Bunau–Varilla, Philippe Jean (1859–1940)
Bunau–Varilla, Philippe Jean (1859–1940)
Philippe Jean Bunau-Varilla (b. 26 July 1859; d. 20 May 1940), French engineer and promoter of the Panama Canal. Philippe Bunau-Varilla was apparently an illegitimate child from a modest Protestant background whose mother managed to send him to the École Polytechnique on a scholarship. He attended the École des Ponts et Chaussés, where he was spellbound by a lecture of Ferdinand Márie de Lesseps. After graduation in 1884, he headed for Panama, fortunately on the same ship as Charles Dingler, the head engineer of the French Panama Canal project. When Bunau-Varilla arrived in Panama, he was assigned to head the engineering section of the Culebra and Pacific division. After the Panama Canal Company went bankrupt in 1889, he helped organize and manage the New Interoceanic Canal Company from 1894 to 1902.
Bunau-Varilla arranged the sale of the company to the U.S. government in 1902 for $40 million and then lobbied and schemed to have the Panamanians revolt so that the U.S. government could acquire a canal treaty from an independent Panamanian government. He reportedly earned several million dollars from the sale of his canal company stock when the United States acquired the rights. He maintained an intermediary role between a Panamanian revolutionary group formed around Dr. Manuel Amador Guerrero and the U.S. government. Bunau-Varilla met frequently with U.S. Assistant Secretary of State Francis Loomis and occasionally with Professor John Bas-sett Moore, Secretary of State John Hay, and President Theodore Roosevelt. During a meeting with Roosevelt on 29 October 1903, Bunau-Varilla was given the signal that the U.S. government would intervene to prevent Colombian soldiers from landing to combat the revolutionary forces. This signal prompted him to leave the meeting hastily and telegraph Amador that the planned revolt could proceed. While serving as Panama's minister, he quickly negotiated a canal treaty with the U.S. government in November 1903—the Hay-Bunau-Varilla Treaty—which conceded the United States all the terms it wished for in a canal government.
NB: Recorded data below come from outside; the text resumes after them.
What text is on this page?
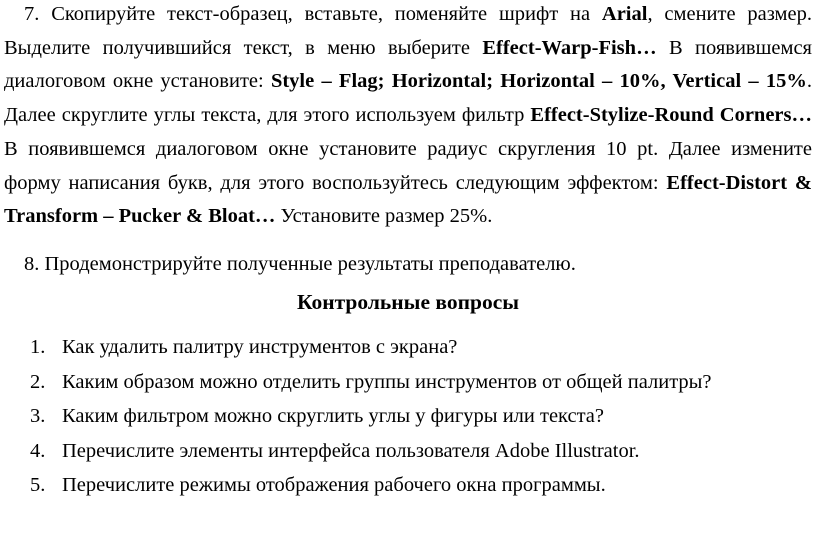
7. Скопируйте текст-образец, вставьте, поменяйте шрифт на Arial, смените размер. Выделите получившийся текст, в меню выберите Effect-Warp-Fish… В появившемся диалоговом окне установите: Style – Flag; Horizontal; Horizontal – 10%, Vertical – 15%. Далее скруглите углы текста, для этого используем фильтр Effect-Stylize-Round Corners… В появившемся диалоговом окне установите радиус скругления 10 pt. Далее измените форму написания букв, для этого воспользуйтесь следующим эффектом: Effect-Distort & Transform – Pucker & Bloat… Установите размер 25%.

8. Продемонстрируйте полученные результаты преподавателю.

Контрольные вопросы
1. Как удалить палитру инструментов с экрана?
2. Каким образом можно отделить группы инструментов от общей палитры?
3. Каким фильтром можно скруглить углы у фигуры или текста?
4. Перечислите элементы интерфейса пользователя Adobe Illustrator.
5. Перечислите режимы отображения рабочего окна программы.
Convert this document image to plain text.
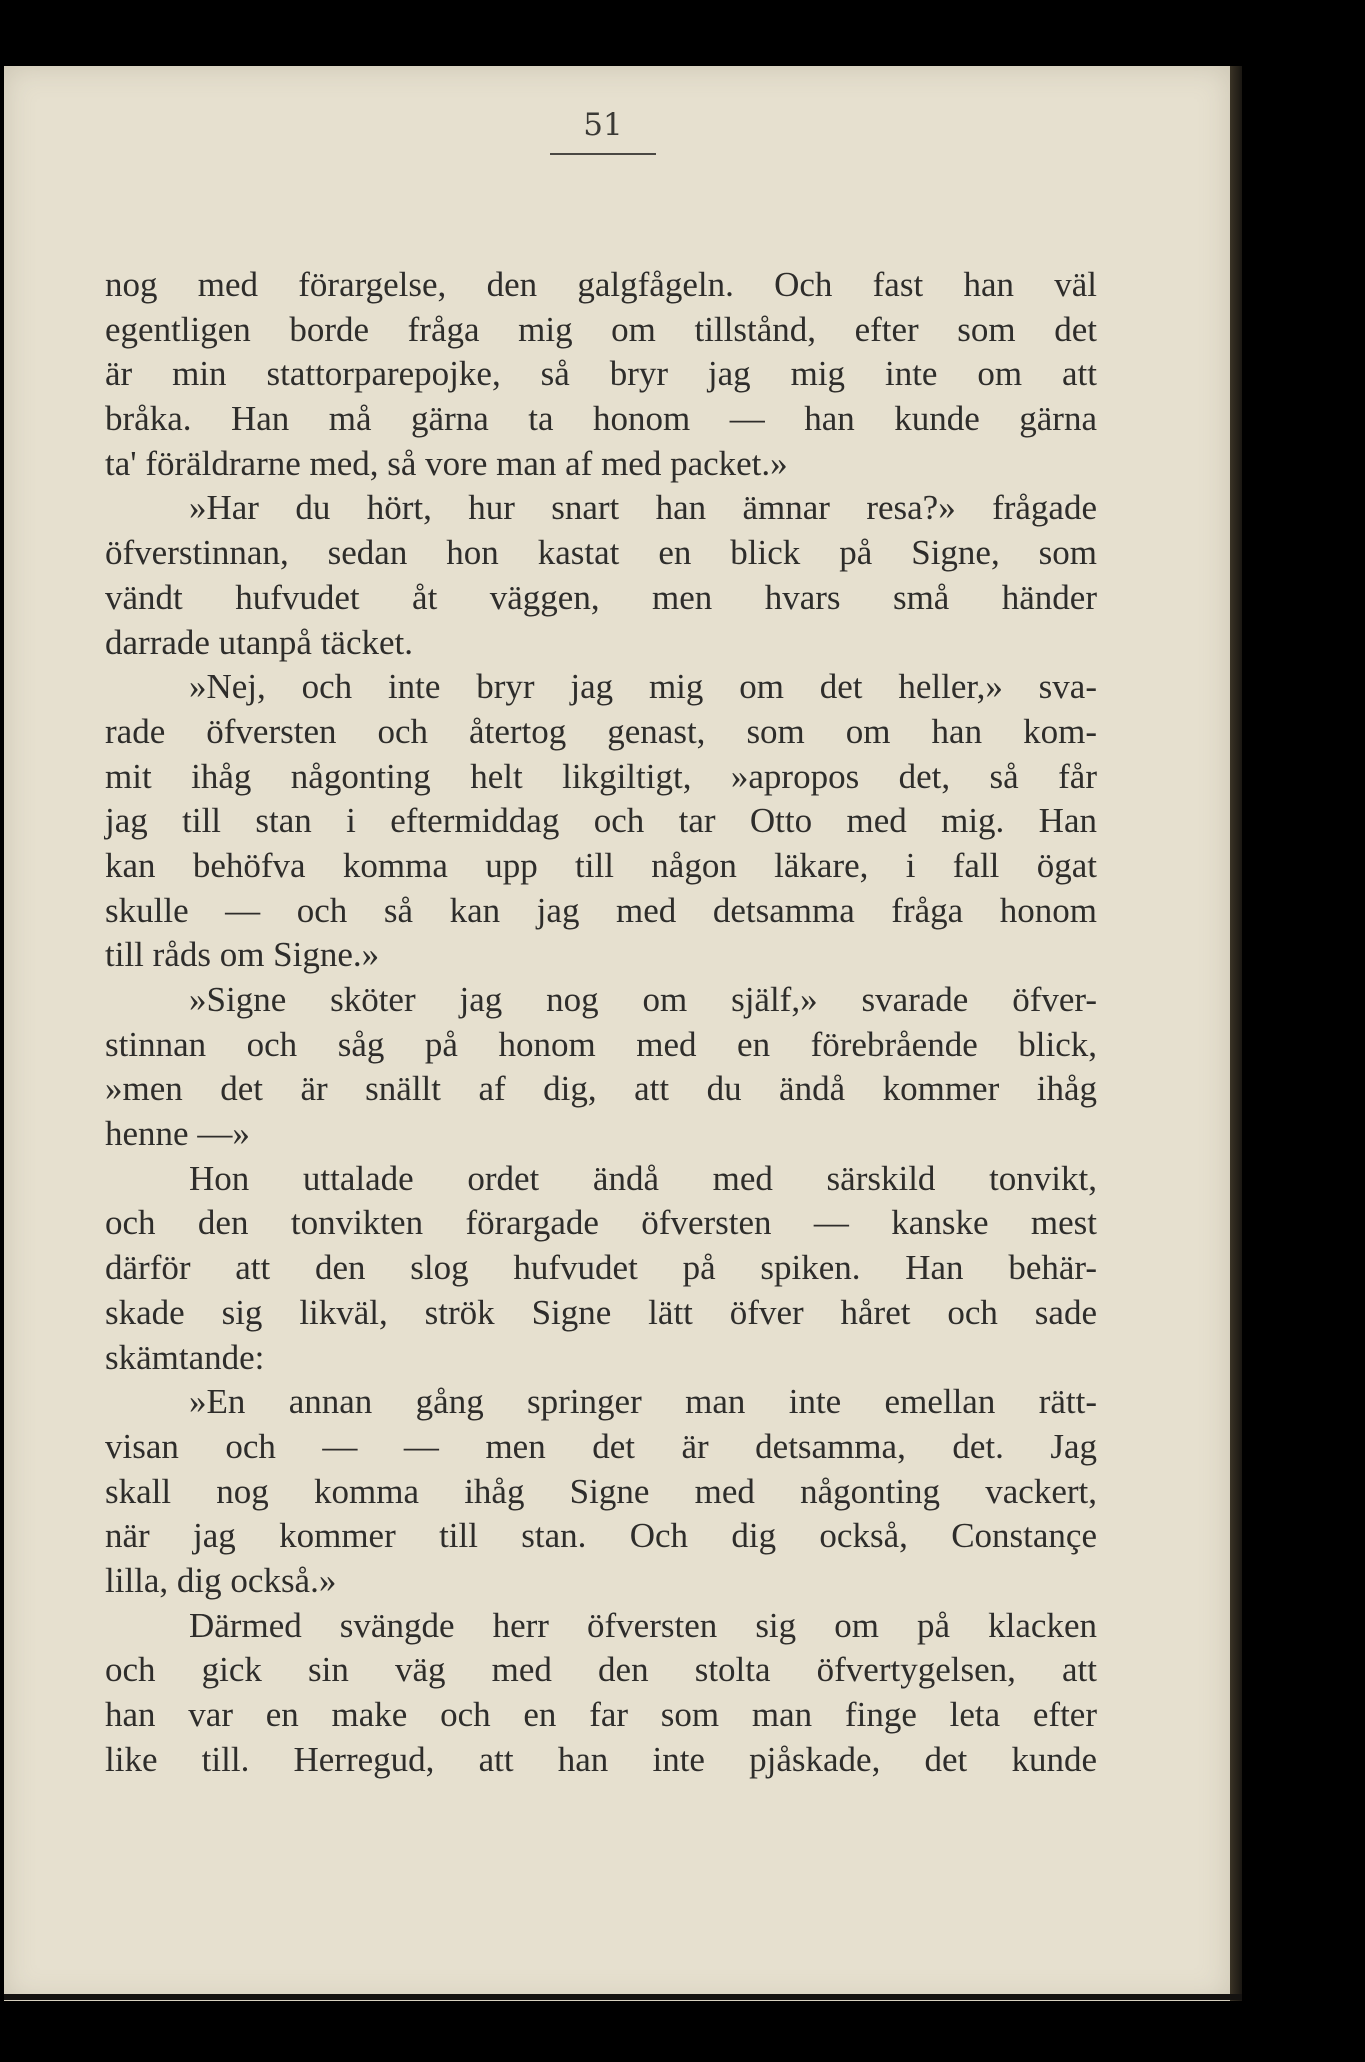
51
nog med förargelse, den galgfågeln. Och fast han väl
egentligen borde fråga mig om tillstånd, efter som det
är min stattorparepojke, så bryr jag mig inte om att
bråka. Han må gärna ta honom — han kunde gärna
ta' föräldrarne med, så vore man af med packet.»
»Har du hört, hur snart han ämnar resa?» frågade
öfverstinnan, sedan hon kastat en blick på Signe, som
vändt hufvudet åt väggen, men hvars små händer
darrade utanpå täcket.
»Nej, och inte bryr jag mig om det heller,» sva-
rade öfversten och återtog genast, som om han kom-
mit ihåg någonting helt likgiltigt, »apropos det, så får
jag till stan i eftermiddag och tar Otto med mig. Han
kan behöfva komma upp till någon läkare, i fall ögat
skulle — och så kan jag med detsamma fråga honom
till råds om Signe.»
»Signe sköter jag nog om själf,» svarade öfver-
stinnan och såg på honom med en förebrående blick,
»men det är snällt af dig, att du ändå kommer ihåg
henne —»
Hon uttalade ordet ändå med särskild tonvikt,
och den tonvikten förargade öfversten — kanske mest
därför att den slog hufvudet på spiken. Han behär-
skade sig likväl, strök Signe lätt öfver håret och sade
skämtande:
»En annan gång springer man inte emellan rätt-
visan och — — men det är detsamma, det. Jag
skall nog komma ihåg Signe med någonting vackert,
när jag kommer till stan. Och dig också, Constançe
lilla, dig också.»
Därmed svängde herr öfversten sig om på klacken
och gick sin väg med den stolta öfvertygelsen, att
han var en make och en far som man finge leta efter
like till. Herregud, att han inte pjåskade, det kunde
After the de Lesseps canal company failed, Bunau-Varilla returned to France to enter the publishing business. He acquired a share of Le Matin, which he managed for several decades. He was personally involved in exposing as forgeries the documents of the Austrian major C. F. Walsin-Esterhazy, which had suggested that the Jewish officer Alfred Dreyfus was guilty of treason. Le Matin also served as a vehicle to combat opposition to the New Inter-oceanic Canal Company and to promote Bunau-Varilla's views of the New World and transit affairs.
Bunau-Varilla volunteered for military service in World War I. During the war, he lobbied for chlorination of water as a means of reducing disease and illness among the French troops and after the war continued to urge the chlorination of city water supplies. He died during the German invasion of France in World War II.
See alsoHay-Bunau-Varilla Treaty (1903); Panama Canal.
BIBLIOGRAPHY
Philippe Bunau-Varilla, Panama: The Creation, Destruction, and Resurrection (1913), and From Panama to Verdun: My Fight for France (1940).
Charles D. Ameringer, "The Panama Canal Lobby of Philippe Bunau-Varilla and William Nelson Cromwell," in American Historical Review 68 (January 1963): 346-363, and "Philippe Bunau-Varilla: New Light on the Panama Canal Treaty," in Hispanic American Historical Review 46, no. 1 (1966): 28-52.
William Spence Robertson, "Hay-Bunau-Varilla Treaty," in Dictionary of American History, rev. ed. (1976), p. 265.
David McCullough, The Path Between the Seas: The Creation of the Panama Canal 1870–1914 (1977).
Gustave Anguizola, Philippe Bunau-Varilla: The Man Behind the Panama Canal (1980).
Additional Bibliography
Bonilla, Heraclio, and Gustavo Montañez. Colombia y Panamá: La metamorfosis de la nación en el siglo XX. Bogotá: Universidad Nacional de Colombia, 2004.
Perigault Sánchez, Bolívar. Cronología complementada del Canal de Panamá, 1492–2000. Panamá: Editorial Universitaria, 1998.